As a committed manufacturer, supporting the next wave of industry innovation means staying close to the actual users of the pigment. Whether working with a coatings formulator launching a new high-reflectance roof paint, or with a compounder testing recycled plastic blends, our incentive remains the same—make the pigment work for people who depend on predictable, repeatable performance. Direct visits to customer sites inform upgrades and help resolve issues that never appear in the lab.
GR-8558+ finds its way into products that reach everyday consumers and heavy industry alike. The innovation often happens behind the curtain, building in small increments—improving pigment dispersibility, reducing filter cake buildup, or even adjusting surface treatment strength based on how a particular market segment requires it. Our experience has shown that giving clients the technical rationale and background—not just a grade number or a claim—cements trust and empowers smarter development.
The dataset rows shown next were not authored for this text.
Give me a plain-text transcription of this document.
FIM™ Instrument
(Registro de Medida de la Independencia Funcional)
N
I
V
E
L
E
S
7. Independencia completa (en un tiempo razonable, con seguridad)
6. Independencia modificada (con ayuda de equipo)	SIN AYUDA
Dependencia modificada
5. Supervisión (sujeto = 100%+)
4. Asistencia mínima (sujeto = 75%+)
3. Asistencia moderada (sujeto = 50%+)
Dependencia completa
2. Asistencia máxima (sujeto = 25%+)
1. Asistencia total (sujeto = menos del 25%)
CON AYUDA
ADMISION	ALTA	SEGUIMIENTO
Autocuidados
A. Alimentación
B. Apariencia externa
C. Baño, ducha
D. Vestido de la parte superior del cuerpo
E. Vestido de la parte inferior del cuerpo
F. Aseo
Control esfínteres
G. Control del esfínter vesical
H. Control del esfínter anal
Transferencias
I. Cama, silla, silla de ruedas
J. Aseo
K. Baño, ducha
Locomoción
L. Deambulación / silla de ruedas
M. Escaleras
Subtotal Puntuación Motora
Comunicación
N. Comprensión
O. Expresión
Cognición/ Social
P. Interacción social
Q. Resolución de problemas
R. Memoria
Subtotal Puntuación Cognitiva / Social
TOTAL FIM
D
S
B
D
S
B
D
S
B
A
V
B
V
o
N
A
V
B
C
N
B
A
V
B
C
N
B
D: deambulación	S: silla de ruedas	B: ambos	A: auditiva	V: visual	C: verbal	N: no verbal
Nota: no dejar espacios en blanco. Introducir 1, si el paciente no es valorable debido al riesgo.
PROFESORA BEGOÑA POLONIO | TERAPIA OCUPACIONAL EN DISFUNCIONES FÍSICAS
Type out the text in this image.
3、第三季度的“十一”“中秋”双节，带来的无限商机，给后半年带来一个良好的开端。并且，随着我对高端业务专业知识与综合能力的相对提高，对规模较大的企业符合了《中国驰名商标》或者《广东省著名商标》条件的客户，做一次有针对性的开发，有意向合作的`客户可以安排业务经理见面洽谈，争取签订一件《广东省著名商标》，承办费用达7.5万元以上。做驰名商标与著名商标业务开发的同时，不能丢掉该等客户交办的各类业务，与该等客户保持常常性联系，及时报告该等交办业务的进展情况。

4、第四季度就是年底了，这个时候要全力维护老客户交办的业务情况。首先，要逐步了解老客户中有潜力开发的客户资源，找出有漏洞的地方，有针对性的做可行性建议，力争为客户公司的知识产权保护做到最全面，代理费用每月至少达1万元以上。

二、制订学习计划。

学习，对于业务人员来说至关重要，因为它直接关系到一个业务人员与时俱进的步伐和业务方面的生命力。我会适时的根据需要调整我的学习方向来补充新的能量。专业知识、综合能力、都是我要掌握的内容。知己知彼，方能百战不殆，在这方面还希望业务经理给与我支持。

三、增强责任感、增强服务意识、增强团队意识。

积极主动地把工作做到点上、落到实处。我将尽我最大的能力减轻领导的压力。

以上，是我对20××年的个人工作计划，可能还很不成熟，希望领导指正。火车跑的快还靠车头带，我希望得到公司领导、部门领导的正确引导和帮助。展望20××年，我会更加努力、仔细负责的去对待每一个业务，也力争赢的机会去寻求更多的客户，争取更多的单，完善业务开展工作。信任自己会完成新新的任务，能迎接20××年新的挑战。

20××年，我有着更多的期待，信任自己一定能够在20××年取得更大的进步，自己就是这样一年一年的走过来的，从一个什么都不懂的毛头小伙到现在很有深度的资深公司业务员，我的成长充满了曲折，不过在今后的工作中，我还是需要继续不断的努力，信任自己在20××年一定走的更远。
Titanium dioxide’s future rests not just on delivering a whiter white, but on keeping pace with the demands of energy savings, longevity, environmental safety, and application speed. As industry regulatory standards ratchet up, and as finished product zones—coatings, plastics, and inks—demand more, manufacturing responses must stay nimble and transparent. GR-8558+ stands as a mark of how iterative learning, rigorous testing, and honest dialogue with stakeholders—both in process rooms and end-use fields—drive continuous progress.
Rutile titanium dioxide forms the foundation of color-critical, durable products in many everyday applications. Our commitment as a manufacturer runs deeper than shipping a pigment—we join customers in troubleshooting, innovating, and keeping the bar moving higher on real-world performance. GR-8558+ reflects years of trust, tested improvements, and direct industry collaboration, not just a formula developed behind closed doors.